- DXY resumes the upside and retargets 100.00.
- The White House estimates 100K-240K coronavirus deaths.
- US ADP report missed estimates at -27K jobs in March.
The US Dollar Index (DXY), which gauges the greenback vs. a bundle of its main rivals, is leaving behind Tuesday’s pullback and resumes the upside to the 99.80 region, where it met some resistance for the time being.
US Dollar Index bid as risk-on trade dissipates
The index has started the month/quarter on a firm note, managing to reverse Tuesday’s decline and now setting sails to the key resistance at 100.00 the figure amidst a mild bias towards the risk aversion.
In addition, the increasing selling bias in the euro is also lending extra wings to the recovery in the dollar, following mixed results from PMIs and discouraging news stemming from the coronavirus front.
In the US data space, the ADP reported a 27K drop in the job creation within the US private sector ahead of Friday’s Non-farm Payrolls during the same period.
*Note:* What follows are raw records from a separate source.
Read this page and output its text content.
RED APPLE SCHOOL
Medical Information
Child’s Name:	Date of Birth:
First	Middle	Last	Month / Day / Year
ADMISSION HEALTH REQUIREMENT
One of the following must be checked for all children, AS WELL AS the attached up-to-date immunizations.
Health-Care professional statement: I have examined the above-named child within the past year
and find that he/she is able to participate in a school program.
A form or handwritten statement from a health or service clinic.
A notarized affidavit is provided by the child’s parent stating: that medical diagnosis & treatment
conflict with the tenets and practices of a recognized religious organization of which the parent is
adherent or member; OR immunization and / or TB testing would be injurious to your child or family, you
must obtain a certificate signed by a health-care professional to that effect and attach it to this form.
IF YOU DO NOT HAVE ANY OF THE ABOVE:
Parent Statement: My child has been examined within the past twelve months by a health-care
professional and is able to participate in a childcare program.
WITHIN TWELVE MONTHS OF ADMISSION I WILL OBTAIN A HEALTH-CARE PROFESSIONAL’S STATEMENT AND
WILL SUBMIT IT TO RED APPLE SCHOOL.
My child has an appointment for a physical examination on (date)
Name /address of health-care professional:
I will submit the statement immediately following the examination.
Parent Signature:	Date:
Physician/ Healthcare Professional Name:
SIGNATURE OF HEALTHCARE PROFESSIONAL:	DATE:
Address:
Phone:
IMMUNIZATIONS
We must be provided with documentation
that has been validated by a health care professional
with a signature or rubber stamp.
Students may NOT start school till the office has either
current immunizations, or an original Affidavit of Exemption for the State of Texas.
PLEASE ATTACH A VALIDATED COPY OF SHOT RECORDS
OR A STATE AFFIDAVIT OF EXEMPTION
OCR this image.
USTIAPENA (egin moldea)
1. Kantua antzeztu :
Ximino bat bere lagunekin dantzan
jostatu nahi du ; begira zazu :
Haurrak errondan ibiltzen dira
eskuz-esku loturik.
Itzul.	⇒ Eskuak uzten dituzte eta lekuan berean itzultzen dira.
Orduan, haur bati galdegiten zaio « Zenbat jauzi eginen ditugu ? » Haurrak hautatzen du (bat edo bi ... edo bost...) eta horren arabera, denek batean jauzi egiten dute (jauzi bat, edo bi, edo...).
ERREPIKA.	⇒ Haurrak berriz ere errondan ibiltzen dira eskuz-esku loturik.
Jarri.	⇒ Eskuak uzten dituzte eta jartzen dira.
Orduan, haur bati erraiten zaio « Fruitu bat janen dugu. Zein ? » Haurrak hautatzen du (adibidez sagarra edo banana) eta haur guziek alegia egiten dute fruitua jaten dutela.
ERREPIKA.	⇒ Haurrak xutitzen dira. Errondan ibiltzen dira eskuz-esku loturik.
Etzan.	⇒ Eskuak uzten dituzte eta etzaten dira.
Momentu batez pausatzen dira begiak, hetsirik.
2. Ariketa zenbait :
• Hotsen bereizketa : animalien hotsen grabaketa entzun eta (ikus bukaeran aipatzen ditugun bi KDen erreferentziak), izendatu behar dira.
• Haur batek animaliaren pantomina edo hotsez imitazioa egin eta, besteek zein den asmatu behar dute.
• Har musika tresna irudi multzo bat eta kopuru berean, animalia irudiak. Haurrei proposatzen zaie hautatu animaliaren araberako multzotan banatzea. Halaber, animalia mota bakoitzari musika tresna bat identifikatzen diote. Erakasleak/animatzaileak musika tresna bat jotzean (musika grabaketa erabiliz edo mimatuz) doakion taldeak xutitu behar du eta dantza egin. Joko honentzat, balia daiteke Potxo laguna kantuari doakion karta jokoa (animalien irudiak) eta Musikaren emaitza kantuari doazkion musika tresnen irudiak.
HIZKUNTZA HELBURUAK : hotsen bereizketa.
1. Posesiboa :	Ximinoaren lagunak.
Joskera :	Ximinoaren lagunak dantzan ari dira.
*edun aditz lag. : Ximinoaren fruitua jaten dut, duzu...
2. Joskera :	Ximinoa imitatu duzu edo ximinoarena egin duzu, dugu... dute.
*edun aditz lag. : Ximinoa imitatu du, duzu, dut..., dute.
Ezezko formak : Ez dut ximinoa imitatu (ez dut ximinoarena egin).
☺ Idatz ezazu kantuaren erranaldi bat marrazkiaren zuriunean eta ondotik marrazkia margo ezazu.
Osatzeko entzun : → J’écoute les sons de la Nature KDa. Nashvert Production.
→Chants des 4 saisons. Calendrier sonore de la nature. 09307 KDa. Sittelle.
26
What to look for around USD
DXY has regained the upper hand so far this week after bottoming out in the 98.30 region in past sessions. In addition, the greenback has so far managed to keep business above the key 200-day SMA and therefore maintaining the constructive outlook while re-targeting the triple-digit barrier. However, speculation of extra stimulus carries the potential to undermine the recovery in the buck and thus leaving the upside somewhat limited, all against the backdrop of unremitting concerns around the fallout of the coronavirus.
US Dollar Index relevant levels
At the moment, the index is gaining 0.63% at 99.58 and a breakout of 99.95 (weekly high Mar.31) would aim for 100.49 (78.6% Fibo retracement of the 2017-2018 drop) and then 102.99 (2020 high Mar.20). On the other hand, the next support emerges at 98.27 (weekly low Mar.27) seconded by 98.03 (200-day SMA) and then 97.87 (61.8% Fibo retracement of the 2017-2018 drop).